JOKES

j o k e s

  • BillClinton and PM Mori
  • JetLi and Spielberg
  • Not To Say To Police


  • BILL CLINTON AND PM MORI

    b i l l   c l i n t o n   a n d   p m   m o r i



    A true story from the Japanese Embassy in US:

    Prime Minister Mori was given some basic English
    conversation training before he visits Washington
    and meets with President Bill Clinton.

    The instructor told Mori "Prime Minister,
    when you shake hand with President Clinton,
    please say 'how are you'.
    Then Mr. Clinton should say "I am fine, and you ?"
    Now you should say 'me too'.

    Afterwards we, translators will do all the work for you.
    "It looks quite simple, but the truth is ...


    When Mori met Clinton, he mistakenly said:
    "Who Are You...?".
    Mr. Clinton was a bit shocked but still managed to
    react with humor: "Well, I am Hilary's husband,
    ha...ha...ha..."
    Then Mori replied confidently "Me too, ha...ha...ha..."

    Then there was a long silent moment in the meeting room.



    JETLI AND SPIELBERG

    j e t l i   a n d   s p i e l b e r g

    Jet Li walked into a pub in New York with his pal.
    He says to his pal: "Hey! That's Steven Spielberg over there!
    God, I wish he'll come over to say "hi".

    Spielberg suddenly walked over and gave the man a punch on the nose.

    JetLi: "Hey!! What's that for?!"
    Spielberg : "You bloody Japanese killed my granddad when you bombed Pearl Harbour!"
    JetLi : "I'm not Japanese! I'm Chinese!"
    Spielberg : "Chinese, Vietnamese, Japanese, you're all the same!"

    Spielberg walks back to the other side.
    Then Jet Li calmly walks over to Spielberg
    and gives him a really heavy punch on the face.

    Spielberg : "Hey!
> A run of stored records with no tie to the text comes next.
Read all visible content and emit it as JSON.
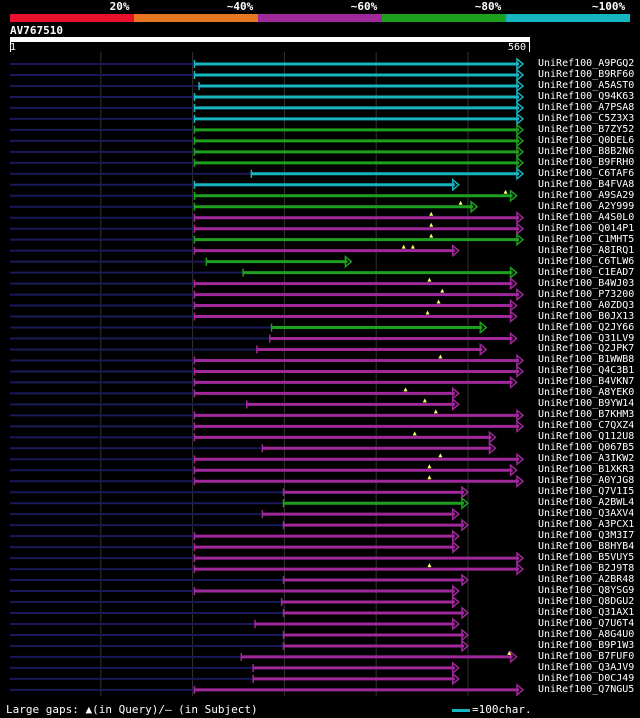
{
  "legend": {
    "segments": [
      {
        "label": "20%",
        "color": "#e8102c"
      },
      {
        "label": "~40%",
        "color": "#e87722"
      },
      {
        "label": "~60%",
        "color": "#a0289a"
      },
      {
        "label": "~80%",
        "color": "#1ea01e"
      },
      {
        "label": "~100%",
        "color": "#17b5c0"
      }
    ]
  },
  "query": {
    "id": "AV767510",
    "start_label": "1",
    "end_label": "560",
    "length": 560
  },
  "colors": {
    "cyan": "#17b5c0",
    "green": "#1ea01e",
    "magenta": "#a0289a",
    "navy": "#1a1a5a",
    "grid": "#333333",
    "marker": "#ffff66"
  },
  "hits": [
    {
      "name": "UniRef100_A9PGQ2",
      "color": "cyan",
      "start": 202,
      "end": 560,
      "markers": []
    },
    {
      "name": "UniRef100_B9RF60",
      "color": "cyan",
      "start": 202,
      "end": 560,
      "markers": []
    },
    {
      "name": "UniRef100_A5AST0",
      "color": "cyan",
      "start": 207,
      "end": 560,
      "markers": []
    },
    {
      "name": "UniRef100_Q94K63",
      "color": "cyan",
      "start": 202,
      "end": 560,
      "markers": []
    },
    {
      "name": "UniRef100_A7PSA8",
      "color": "cyan",
      "start": 202,
      "end": 560,
      "markers": []
    },
    {
      "name": "UniRef100_C5Z3X3",
      "color": "cyan",
      "start": 202,
      "end": 560,
      "markers": []
    },
    {
      "name": "UniRef100_B7ZY52",
      "color": "green",
      "start": 202,
      "end": 560,
      "markers": []
    },
    {
      "name": "UniRef100_Q0DEL6",
      "color": "green",
      "start": 202,
      "end": 560,
      "markers": []
    },
    {
      "name": "UniRef100_B8B2N6",
      "color": "green",
      "start": 202,
      "end": 560,
      "markers": []
    },
    {
      "name": "UniRef100_B9FRH0",
      "color": "green",
      "start": 202,
      "end": 560,
      "markers": []
    },
    {
      "name": "UniRef100_C6TAF6",
      "color": "cyan",
      "start": 264,
      "end": 560,
      "markers": []
    },
    {
      "name": "UniRef100_B4FVA8",
      "color": "cyan",
      "start": 202,
      "end": 490,
      "markers": []
    },
    {
      "name": "UniRef100_A9SA29",
      "color": "green",
      "start": 202,
      "end": 553,
      "markers": [
        541
      ]
    },
    {
      "name": "UniRef100_A2Y999",
      "color": "green",
      "start": 202,
      "end": 510,
      "markers": [
        492
      ]
    },
    {
      "name": "UniRef100_A4S0L0",
      "color": "magenta",
      "start": 202,
      "end": 560,
      "markers": [
        460
      ]
    },
    {
      "name": "UniRef100_Q014P1",
      "color": "magenta",
      "start": 202,
      "end": 560,
      "markers": [
        460
      ]
    },
    {
      "name": "UniRef100_C1MHT5",
      "color": "green",
      "start": 202,
      "end": 560,
      "markers": [
        460
      ]
    },
    {
      "name": "UniRef100_A8IRQ1",
      "color": "magenta",
      "start": 202,
      "end": 490,
      "markers": [
        430,
        440
      ]
    },
    {
      "name": "UniRef100_C6TLW6",
      "color": "green",
      "start": 215,
      "end": 373,
      "markers": []
    },
    {
      "name": "UniRef100_C1EAD7",
      "color": "green",
      "start": 255,
      "end": 553,
      "markers": []
    },
    {
      "name": "UniRef100_B4WJ03",
      "color": "magenta",
      "start": 202,
      "end": 553,
      "markers": [
        458
      ]
    },
    {
      "name": "UniRef100_P73200",
      "color": "magenta",
      "start": 202,
      "end": 560,
      "markers": [
        472
      ]
    },
    {
      "name": "UniRef100_A0ZDQ3",
      "color": "magenta",
      "start": 202,
      "end": 553,
      "markers": [
        468
      ]
    },
    {
      "name": "UniRef100_B0JX13",
      "color": "magenta",
      "start": 202,
      "end": 553,
      "markers": [
        456
      ]
    },
    {
      "name": "UniRef100_Q2JY66",
      "color": "green",
      "start": 286,
      "end": 520,
      "markers": []
    },
    {
      "name": "UniRef100_Q31LV9",
      "color": "magenta",
      "start": 284,
      "end": 553,
      "markers": []
    },
    {
      "name": "UniRef100_Q2JPK7",
      "color": "magenta",
      "start": 270,
      "end": 520,
      "markers": []
    },
    {
      "name": "UniRef100_B1WWB8",
      "color": "magenta",
      "start": 202,
      "end": 560,
      "markers": [
        470
      ]
    },
    {
      "name": "UniRef100_Q4C3B1",
      "color": "magenta",
      "start": 202,
      "end": 560,
      "markers": []
    },
    {
      "name": "UniRef100_B4VKN7",
      "color": "magenta",
      "start": 202,
      "end": 553,
      "markers": []
    },
    {
      "name": "UniRef100_A8YEK0",
      "color": "magenta",
      "start": 202,
      "end": 490,
      "markers": [
        432
      ]
    },
    {
      "name": "UniRef100_B9YW14",
      "color": "magenta",
      "start": 259,
      "end": 490,
      "markers": [
        453
      ]
    },
    {
      "name": "UniRef100_B7KHM3",
      "color": "magenta",
      "start": 202,
      "end": 560,
      "markers": [
        465
      ]
    },
    {
      "name": "UniRef100_C7QXZ4",
      "color": "magenta",
      "start": 202,
      "end": 560,
      "markers": []
    },
    {
      "name": "UniRef100_Q112U8",
      "color": "magenta",
      "start": 202,
      "end": 530,
      "markers": [
        442
      ]
    },
    {
      "name": "UniRef100_Q067B5",
      "color": "magenta",
      "start": 276,
      "end": 530,
      "markers": []
    },
    {
      "name": "UniRef100_A3IKW2",
      "color": "magenta",
      "start": 202,
      "end": 560,
      "markers": [
        470
      ]
    },
    {
      "name": "UniRef100_B1XKR3",
      "color": "magenta",
      "start": 202,
      "end": 553,
      "markers": [
        458
      ]
    },
    {
      "name": "UniRef100_A0YJG8",
      "color": "magenta",
      "start": 202,
      "end": 560,
      "markers": [
        458
      ]
    },
    {
      "name": "UniRef100_Q7V1I5",
      "color": "magenta",
      "start": 299,
      "end": 500,
      "markers": []
    },
    {
      "name": "UniRef100_A2BWL4",
      "color": "green",
      "start": 299,
      "end": 500,
      "markers": []
    },
    {
      "name": "UniRef100_Q3AXV4",
      "color": "magenta",
      "start": 276,
      "end": 490,
      "markers": []
    },
    {
      "name": "UniRef100_A3PCX1",
      "color": "magenta",
      "start": 299,
      "end": 500,
      "markers": []
    },
    {
      "name": "UniRef100_Q3M3I7",
      "color": "magenta",
      "start": 202,
      "end": 490,
      "markers": []
    },
    {
      "name": "UniRef100_B8HYB4",
      "color": "magenta",
      "start": 202,
      "end": 490,
      "markers": []
    },
    {
      "name": "UniRef100_B5VUY5",
      "color": "magenta",
      "start": 202,
      "end": 560,
      "markers": []
    },
    {
      "name": "UniRef100_B2J9T8",
      "color": "magenta",
      "start": 202,
      "end": 560,
      "markers": [
        458
      ]
    },
    {
      "name": "UniRef100_A2BR48",
      "color": "magenta",
      "start": 299,
      "end": 500,
      "markers": []
    },
    {
      "name": "UniRef100_Q8YSG9",
      "color": "magenta",
      "start": 202,
      "end": 490,
      "markers": []
    },
    {
      "name": "UniRef100_Q8DGU2",
      "color": "magenta",
      "start": 297,
      "end": 490,
      "markers": []
    },
    {
      "name": "UniRef100_Q31AX1",
      "color": "magenta",
      "start": 299,
      "end": 500,
      "markers": []
    },
    {
      "name": "UniRef100_Q7U6T4",
      "color": "magenta",
      "start": 268,
      "end": 490,
      "markers": []
    },
    {
      "name": "UniRef100_A8G4U0",
      "color": "magenta",
      "start": 299,
      "end": 500,
      "markers": []
    },
    {
      "name": "UniRef100_B9P1W3",
      "color": "magenta",
      "start": 299,
      "end": 500,
      "markers": []
    },
    {
      "name": "UniRef100_B7FUF0",
      "color": "magenta",
      "start": 253,
      "end": 553,
      "markers": [
        545
      ]
    },
    {
      "name": "UniRef100_Q3AJV9",
      "color": "magenta",
      "start": 266,
      "end": 490,
      "markers": []
    },
    {
      "name": "UniRef100_D0CJ49",
      "color": "magenta",
      "start": 266,
      "end": 490,
      "markers": []
    },
    {
      "name": "UniRef100_Q7NGU5",
      "color": "magenta",
      "start": 202,
      "end": 560,
      "markers": []
    }
  ],
  "footer": {
    "note": "Large gaps: ▲(in Query)/— (in Subject)",
    "scale_label": "=100char."
  }
}
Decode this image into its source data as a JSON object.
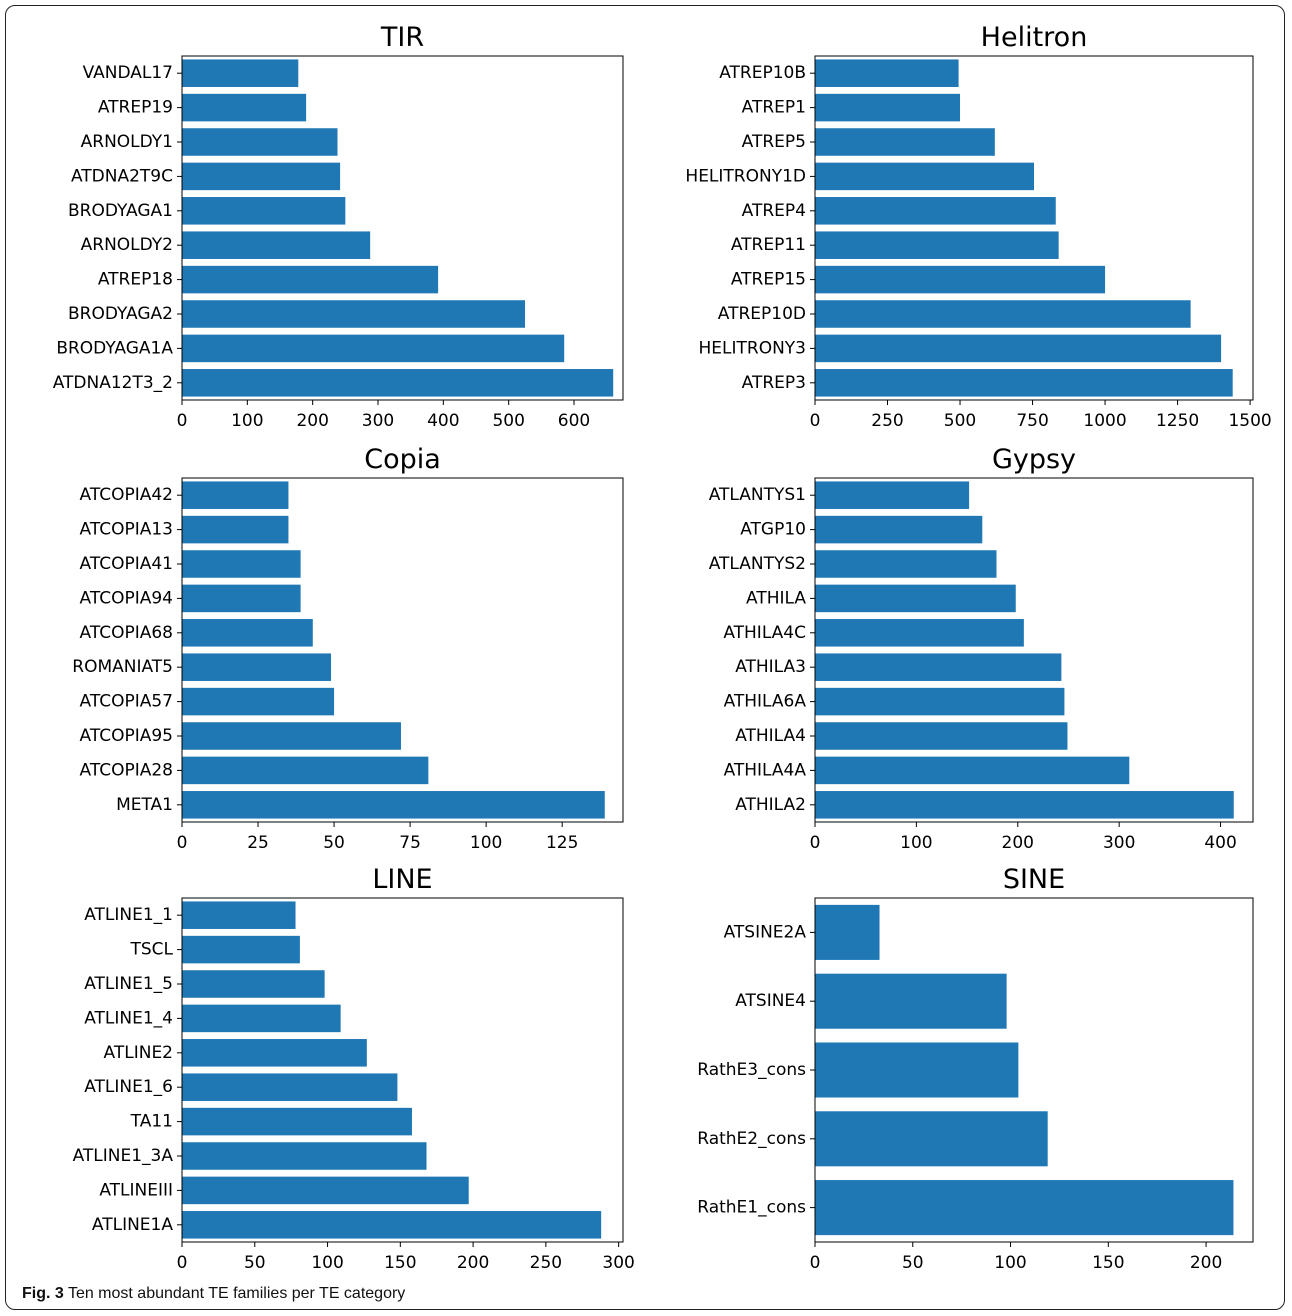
{
  "caption": {
    "label": "Fig. 3",
    "text": "Ten most abundant TE families per TE category"
  },
  "bar_color": "#1f77b4",
  "chart_data": [
    {
      "type": "bar",
      "orientation": "horizontal",
      "title": "TIR",
      "categories": [
        "ATDNA12T3_2",
        "BRODYAGA1A",
        "BRODYAGA2",
        "ATREP18",
        "ARNOLDY2",
        "BRODYAGA1",
        "ATDNA2T9C",
        "ARNOLDY1",
        "ATREP19",
        "VANDAL17"
      ],
      "values": [
        660,
        585,
        525,
        392,
        288,
        250,
        242,
        238,
        190,
        178
      ],
      "xlim": [
        0,
        675
      ],
      "xticks": [
        0,
        100,
        200,
        300,
        400,
        500,
        600
      ]
    },
    {
      "type": "bar",
      "orientation": "horizontal",
      "title": "Helitron",
      "categories": [
        "ATREP3",
        "HELITRONY3",
        "ATREP10D",
        "ATREP15",
        "ATREP11",
        "ATREP4",
        "HELITRONY1D",
        "ATREP5",
        "ATREP1",
        "ATREP10B"
      ],
      "values": [
        1440,
        1400,
        1295,
        1000,
        840,
        830,
        755,
        620,
        500,
        495
      ],
      "xlim": [
        0,
        1510
      ],
      "xticks": [
        0,
        250,
        500,
        750,
        1000,
        1250,
        1500
      ]
    },
    {
      "type": "bar",
      "orientation": "horizontal",
      "title": "Copia",
      "categories": [
        "META1",
        "ATCOPIA28",
        "ATCOPIA95",
        "ATCOPIA57",
        "ROMANIAT5",
        "ATCOPIA68",
        "ATCOPIA94",
        "ATCOPIA41",
        "ATCOPIA13",
        "ATCOPIA42"
      ],
      "values": [
        139,
        81,
        72,
        50,
        49,
        43,
        39,
        39,
        35,
        35
      ],
      "xlim": [
        0,
        145
      ],
      "xticks": [
        0,
        25,
        50,
        75,
        100,
        125
      ]
    },
    {
      "type": "bar",
      "orientation": "horizontal",
      "title": "Gypsy",
      "categories": [
        "ATHILA2",
        "ATHILA4A",
        "ATHILA4",
        "ATHILA6A",
        "ATHILA3",
        "ATHILA4C",
        "ATHILA",
        "ATLANTYS2",
        "ATGP10",
        "ATLANTYS1"
      ],
      "values": [
        413,
        310,
        249,
        246,
        243,
        206,
        198,
        179,
        165,
        152
      ],
      "xlim": [
        0,
        432
      ],
      "xticks": [
        0,
        100,
        200,
        300,
        400
      ]
    },
    {
      "type": "bar",
      "orientation": "horizontal",
      "title": "LINE",
      "categories": [
        "ATLINE1A",
        "ATLINEIII",
        "ATLINE1_3A",
        "TA11",
        "ATLINE1_6",
        "ATLINE2",
        "ATLINE1_4",
        "ATLINE1_5",
        "TSCL",
        "ATLINE1_1"
      ],
      "values": [
        288,
        197,
        168,
        158,
        148,
        127,
        109,
        98,
        81,
        78
      ],
      "xlim": [
        0,
        303
      ],
      "xticks": [
        0,
        50,
        100,
        150,
        200,
        250,
        300
      ]
    },
    {
      "type": "bar",
      "orientation": "horizontal",
      "title": "SINE",
      "categories": [
        "RathE1_cons",
        "RathE2_cons",
        "RathE3_cons",
        "ATSINE4",
        "ATSINE2A"
      ],
      "values": [
        214,
        119,
        104,
        98,
        33
      ],
      "xlim": [
        0,
        224
      ],
      "xticks": [
        0,
        50,
        100,
        150,
        200
      ]
    }
  ]
}
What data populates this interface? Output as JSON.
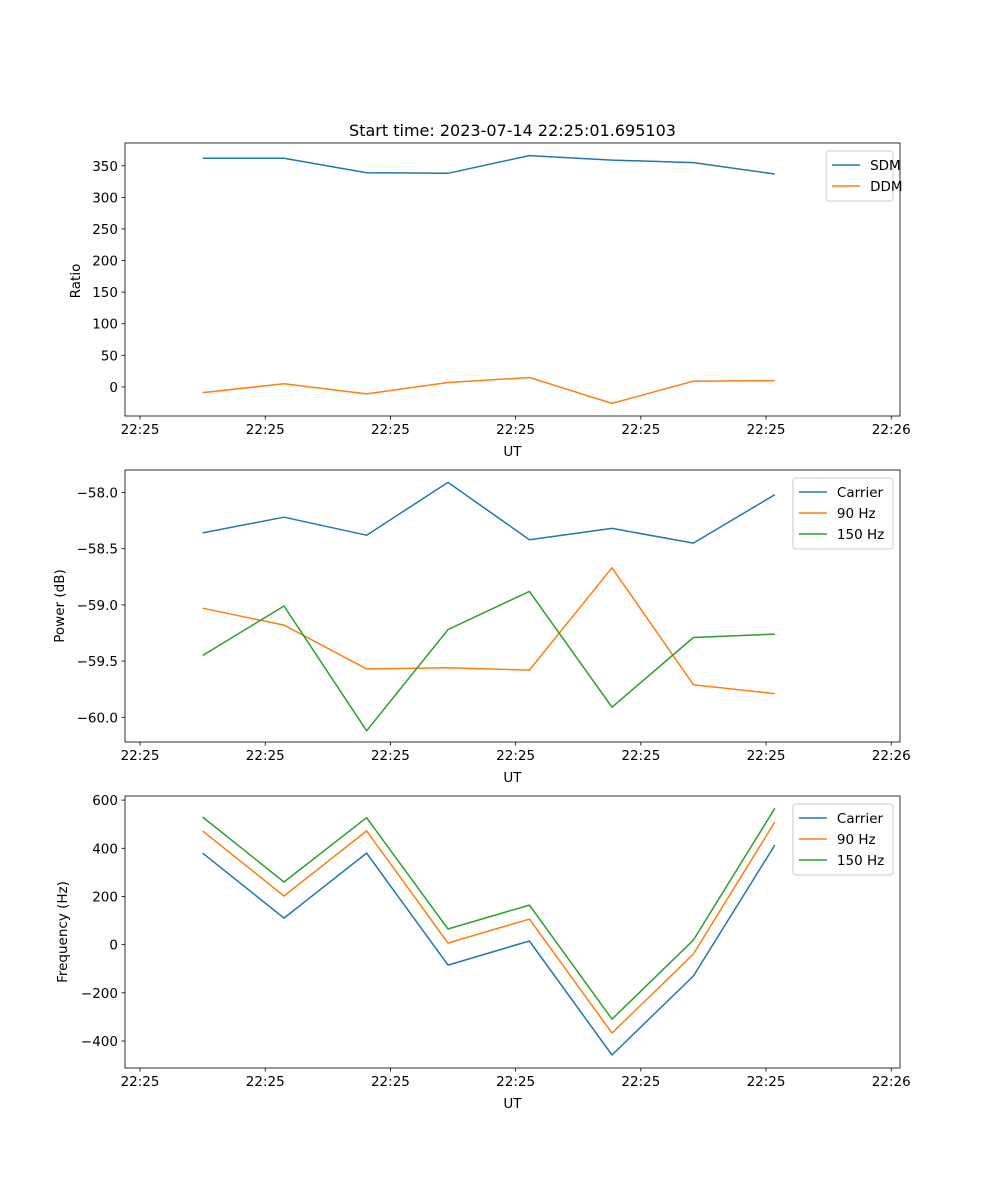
{
  "chart_data": [
    {
      "type": "line",
      "title": "Start time: 2023-07-14 22:25:01.695103",
      "xlabel": "UT",
      "ylabel": "Ratio",
      "x_unit": "seconds after 22:25:00",
      "x": [
        5.0,
        11.5,
        18.1,
        24.6,
        31.1,
        37.7,
        44.2,
        50.7
      ],
      "xlim": [
        -1.2,
        60.7
      ],
      "xticks": [
        0,
        10,
        20,
        30,
        40,
        50,
        60
      ],
      "xtick_labels": [
        "22:25",
        "22:25",
        "22:25",
        "22:25",
        "22:25",
        "22:25",
        "22:26"
      ],
      "ylim": [
        -46,
        386
      ],
      "yticks": [
        0,
        50,
        100,
        150,
        200,
        250,
        300,
        350
      ],
      "ytick_labels": [
        "0",
        "50",
        "100",
        "150",
        "200",
        "250",
        "300",
        "350"
      ],
      "legend": "top-right",
      "series": [
        {
          "name": "SDM",
          "color": "#1f77b4",
          "values": [
            362,
            362,
            339,
            338,
            366,
            359,
            355,
            337
          ]
        },
        {
          "name": "DDM",
          "color": "#ff7f0e",
          "values": [
            -9,
            5,
            -11,
            7,
            15,
            -26,
            9,
            10
          ]
        }
      ]
    },
    {
      "type": "line",
      "title": "",
      "xlabel": "UT",
      "ylabel": "Power (dB)",
      "x": [
        5.0,
        11.5,
        18.1,
        24.6,
        31.1,
        37.7,
        44.2,
        50.7
      ],
      "xlim": [
        -1.2,
        60.7
      ],
      "xticks": [
        0,
        10,
        20,
        30,
        40,
        50,
        60
      ],
      "xtick_labels": [
        "22:25",
        "22:25",
        "22:25",
        "22:25",
        "22:25",
        "22:25",
        "22:26"
      ],
      "ylim": [
        -60.22,
        -57.8
      ],
      "yticks": [
        -60.0,
        -59.5,
        -59.0,
        -58.5,
        -58.0
      ],
      "ytick_labels": [
        "−60.0",
        "−59.5",
        "−59.0",
        "−58.5",
        "−58.0"
      ],
      "legend": "top-right",
      "series": [
        {
          "name": "Carrier",
          "color": "#1f77b4",
          "values": [
            -58.36,
            -58.22,
            -58.38,
            -57.91,
            -58.42,
            -58.32,
            -58.45,
            -58.02
          ]
        },
        {
          "name": "90 Hz",
          "color": "#ff7f0e",
          "values": [
            -59.03,
            -59.18,
            -59.57,
            -59.56,
            -59.58,
            -58.67,
            -59.71,
            -59.79
          ]
        },
        {
          "name": "150 Hz",
          "color": "#2ca02c",
          "values": [
            -59.45,
            -59.01,
            -60.12,
            -59.22,
            -58.88,
            -59.91,
            -59.29,
            -59.26
          ]
        }
      ]
    },
    {
      "type": "line",
      "title": "",
      "xlabel": "UT",
      "ylabel": "Frequency (Hz)",
      "x": [
        5.0,
        11.5,
        18.1,
        24.6,
        31.1,
        37.7,
        44.2,
        50.7
      ],
      "xlim": [
        -1.2,
        60.7
      ],
      "xticks": [
        0,
        10,
        20,
        30,
        40,
        50,
        60
      ],
      "xtick_labels": [
        "22:25",
        "22:25",
        "22:25",
        "22:25",
        "22:25",
        "22:25",
        "22:26"
      ],
      "ylim": [
        -512,
        617
      ],
      "yticks": [
        -400,
        -200,
        0,
        200,
        400,
        600
      ],
      "ytick_labels": [
        "−400",
        "−200",
        "0",
        "200",
        "400",
        "600"
      ],
      "legend": "top-right",
      "series": [
        {
          "name": "Carrier",
          "color": "#1f77b4",
          "values": [
            380,
            110,
            380,
            -85,
            15,
            -458,
            -130,
            413
          ]
        },
        {
          "name": "90 Hz",
          "color": "#ff7f0e",
          "values": [
            472,
            202,
            472,
            7,
            106,
            -367,
            -39,
            509
          ]
        },
        {
          "name": "150 Hz",
          "color": "#2ca02c",
          "values": [
            530,
            260,
            527,
            65,
            164,
            -309,
            19,
            566
          ]
        }
      ]
    }
  ]
}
Wha' that's for..... !?!"
    JetLi : "YOU BLOODY ASSHOLE! YOU SANK THE TITANIC!"
    Spielberg : "No, I didn't, an iceberg sank the Titanic!"
    JetLi : "Iceberg, Carlsberg, Spielberg, you're all the same!"




    WHAT NOT TO SAY TO A POLICE OFFICER

    w h a t   n o t   t o   s a y   t o   a   p o l i c e   o f f i c e r

    1. Sorry, Officer, I didn't realize my radar detector wasn't plugged in.

    2.Aren't you the guy from the Village People?

    3. Hey, you must've been doin' about 125 mph to keep up with me. Good job!

    4. Are You Andy or Barney?

    5. I thought you had to be in relatively good physical condition to be a police officer.

    6. I pay your salary!

    7. Gee, Officer! That's terrific. The last officer only gave me a warning, too!

    8. I was trying to keep up with traffic. Yes, I know there are no other cars around. That's how far ahead of me they are.

    9. When the Officer says "Gee Son....Your eyes look red, have you been drinking?" You probably shouldn't respond with,"Gee Officer your eyes look glazed, have you been eating doughnuts?"